Geldnot bei Kafirahmdeckeli-Hersteller Nyco in Kirchberg BE

Droht dem Deckeli-Druck das Aus?

Darija Knežević

Die Verpackungsfirma Nyco aus dem Emmental kann ihre Rechnungen nicht mehr bezahlen. Die 160 Mitarbeitenden bangen um ihre Jobs, bleiben aber optimistisch.

VIELE BUNTE DECKELI: Doch wie lange können die Nyco-Mitarbeiterinnen und -Mitarbeiter sie noch herstellen? (Foto: Keystone)

Das Traditionsunternehmen Nyco in Kirchberg BE produziert Verpackungen für Lebensmittel, konkret werden Folien bedruckt und beschichtet. Ihr bekanntestes Produkt sind Kaffeerahmdeckel. Doch bei der aktuellen Situation im Betrieb vergeht alle Lust auf einen Kafi crème. Das neue Jahr bringt den rund 160 Mitarbeitenden schlechte Nachrichten: Der Betrieb befindet sich in ­einer finanzieller Schieflage. Das Geld reicht nicht mehr aus, um alle offenen Rechnungen zu bezahlen. Besonders für die Mitarbeiterinnen und Mitarbeiter bleibt vieles ungewiss. Doch ganz unerwartet kam die Misere nicht.

Bereits seit mehreren Monaten machen im Betrieb Gerüchte von Geld­engpässen die Runde. Einige der Mitarbeitenden meldeten sich mit ihren Vermutungen bei der Unia. Der zuständige Gewerkschaftssekretär Ivan Kolak nahm daraufhin mit der Chefetage von Nyco Kontakt auf. Er hatte von Anfang an ein schlechtes Bauchgefühl. Unia-Mann Kolak sagt: «Zwischen den Zeilen konnte man schon erahnen, dass etwas im Betrieb los ist.»

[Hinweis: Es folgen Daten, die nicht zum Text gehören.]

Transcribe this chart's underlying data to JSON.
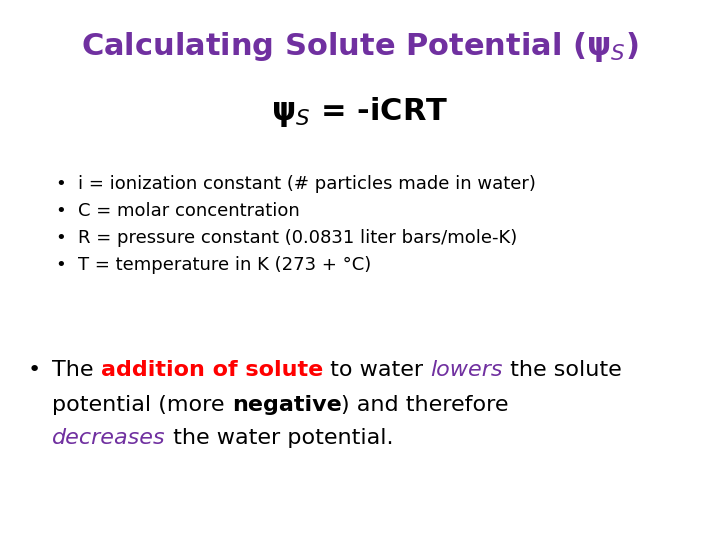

Corona und ein Dacheinsturz erschwerten die Produktion.

RECHNUNGEN AUF EIS GELEGT

Gegen Ende des Jahres überschlugen sich die Ereignisse: Bereits am 30. Dezember 2022 gewährte das Re­gionalgericht Burgdorf eine sogenannte provisorische Nachlassstundung. Heisst: Sämtliche offenen Rechnungen der Firma wurden bis im April 2023 auf Eis gelegt. Der Betrieb läuft wie gewohnt weiter, auch sämtliche Löhne werden weiterhin pünktlich ausbezahlt. Am 3. Januar wurden die Mitarbeitenden über die Nachlassstundung informiert, seither ist die Stimmung in der Firma getrübt. «Die Mitarbeiterinnen und Mitarbeiter befinden sich in einer Schockstarre, es herrscht aber weiterhin Optimismus», sagt Kolak.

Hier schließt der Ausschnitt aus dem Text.